Joshua Anasmo

Personal information
- Date of birth: 14 May 2002 (age 24)
- Position: Forward

Team information
- Current team: Bayswater City

Youth career
- 2016–2019: Stirling Macedonia
- 2020–2021: Floreat Athena
- 2021–2023: Perth Glory

Senior career*
- Years: Team / Apps / (Gls)
- 2019: Stirling Macedonia / 1 / (0)
- 2021: Floreat Athena / 3 / (5)
- 2021–2023: Perth Glory NPL / 54 / (16)
- 2021–2022: Perth Glory / 8 / (0)
- 2024–: Bayswater City / 15 / (3)

= Joshua Anasmo =

Australian soccer player

Joshua Anasmo (born 14 May 2002) is an Australian soccer player who plays as a forward for Bayswater City.

== Early life ==
Born on 14 May 2002, Anasmo was raised in Ellenbrook, Western Australia and attended Emmanuel Christian Community School in Girrawheen.
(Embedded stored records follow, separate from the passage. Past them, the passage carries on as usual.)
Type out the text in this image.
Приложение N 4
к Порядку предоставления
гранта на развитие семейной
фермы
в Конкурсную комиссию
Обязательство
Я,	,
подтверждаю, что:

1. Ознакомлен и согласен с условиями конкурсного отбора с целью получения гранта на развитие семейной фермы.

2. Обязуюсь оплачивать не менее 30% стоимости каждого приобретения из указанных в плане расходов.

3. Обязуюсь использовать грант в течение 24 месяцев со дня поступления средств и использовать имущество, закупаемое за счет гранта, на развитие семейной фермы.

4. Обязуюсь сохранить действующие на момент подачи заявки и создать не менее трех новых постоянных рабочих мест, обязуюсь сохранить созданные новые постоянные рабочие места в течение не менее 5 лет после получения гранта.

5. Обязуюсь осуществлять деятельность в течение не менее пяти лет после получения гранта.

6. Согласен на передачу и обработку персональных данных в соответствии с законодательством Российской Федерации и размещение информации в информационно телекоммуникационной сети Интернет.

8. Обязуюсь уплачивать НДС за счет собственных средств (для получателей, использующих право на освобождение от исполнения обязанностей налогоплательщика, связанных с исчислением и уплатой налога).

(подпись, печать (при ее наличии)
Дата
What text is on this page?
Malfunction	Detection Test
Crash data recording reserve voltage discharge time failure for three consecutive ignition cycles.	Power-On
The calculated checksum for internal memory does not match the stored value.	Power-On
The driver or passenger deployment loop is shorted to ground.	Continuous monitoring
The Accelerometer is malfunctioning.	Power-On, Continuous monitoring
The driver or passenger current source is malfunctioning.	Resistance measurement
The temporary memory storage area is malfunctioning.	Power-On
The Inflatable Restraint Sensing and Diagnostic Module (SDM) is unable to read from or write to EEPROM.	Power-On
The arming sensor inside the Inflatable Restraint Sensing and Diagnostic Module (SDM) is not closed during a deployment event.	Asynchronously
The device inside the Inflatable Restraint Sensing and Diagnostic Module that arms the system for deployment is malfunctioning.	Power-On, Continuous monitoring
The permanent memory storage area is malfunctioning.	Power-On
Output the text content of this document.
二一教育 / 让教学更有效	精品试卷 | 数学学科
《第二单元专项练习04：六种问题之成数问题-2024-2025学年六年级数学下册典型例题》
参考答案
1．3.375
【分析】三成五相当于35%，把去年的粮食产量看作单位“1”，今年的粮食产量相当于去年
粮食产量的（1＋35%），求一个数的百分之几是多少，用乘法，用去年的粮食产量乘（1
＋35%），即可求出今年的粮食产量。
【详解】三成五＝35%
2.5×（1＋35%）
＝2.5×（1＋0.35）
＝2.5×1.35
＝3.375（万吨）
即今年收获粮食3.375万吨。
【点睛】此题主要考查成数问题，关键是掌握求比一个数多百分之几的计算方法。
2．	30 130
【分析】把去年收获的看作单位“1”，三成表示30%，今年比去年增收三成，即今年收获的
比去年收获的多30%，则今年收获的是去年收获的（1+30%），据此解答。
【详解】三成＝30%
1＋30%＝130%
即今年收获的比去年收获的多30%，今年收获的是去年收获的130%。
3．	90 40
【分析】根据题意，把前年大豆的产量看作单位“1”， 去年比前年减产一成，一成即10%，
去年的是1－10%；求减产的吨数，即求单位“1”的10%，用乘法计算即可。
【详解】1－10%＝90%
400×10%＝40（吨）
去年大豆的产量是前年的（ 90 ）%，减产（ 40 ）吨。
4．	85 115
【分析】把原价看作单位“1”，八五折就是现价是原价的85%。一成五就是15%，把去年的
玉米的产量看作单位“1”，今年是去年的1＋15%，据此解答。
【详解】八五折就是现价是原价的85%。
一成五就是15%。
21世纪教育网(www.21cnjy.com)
He has a younger brother, Joel, who is also a footballer.

== Club career ==
=== Perth Glory ===
Anasmo began his football career at Stirling Macedonia and Floreat Athena, playing for both clubs' senior sides. He notably scored a hat-trick for Floreat Athena on 29 March 2021 in a 4–0 victory over Perth Glory Academy. Anasmo was later signed within a week by Perth Glory, alongside his brother, and scored on his debut for the Academy side against Cockburn City on 10 April 2021.

Anasmo scored on his first-team debut on 24 November 2021 in an FFA Cup match against Melbourne Victory. Perth lost after a 4–3 penalty shoot-out, following a 1–1 draw in regular time. He made his A-League (and starting) debut at Leichhardt Oval on 26 March 2022 in a 2–1 defeat to Wellington Phoenix.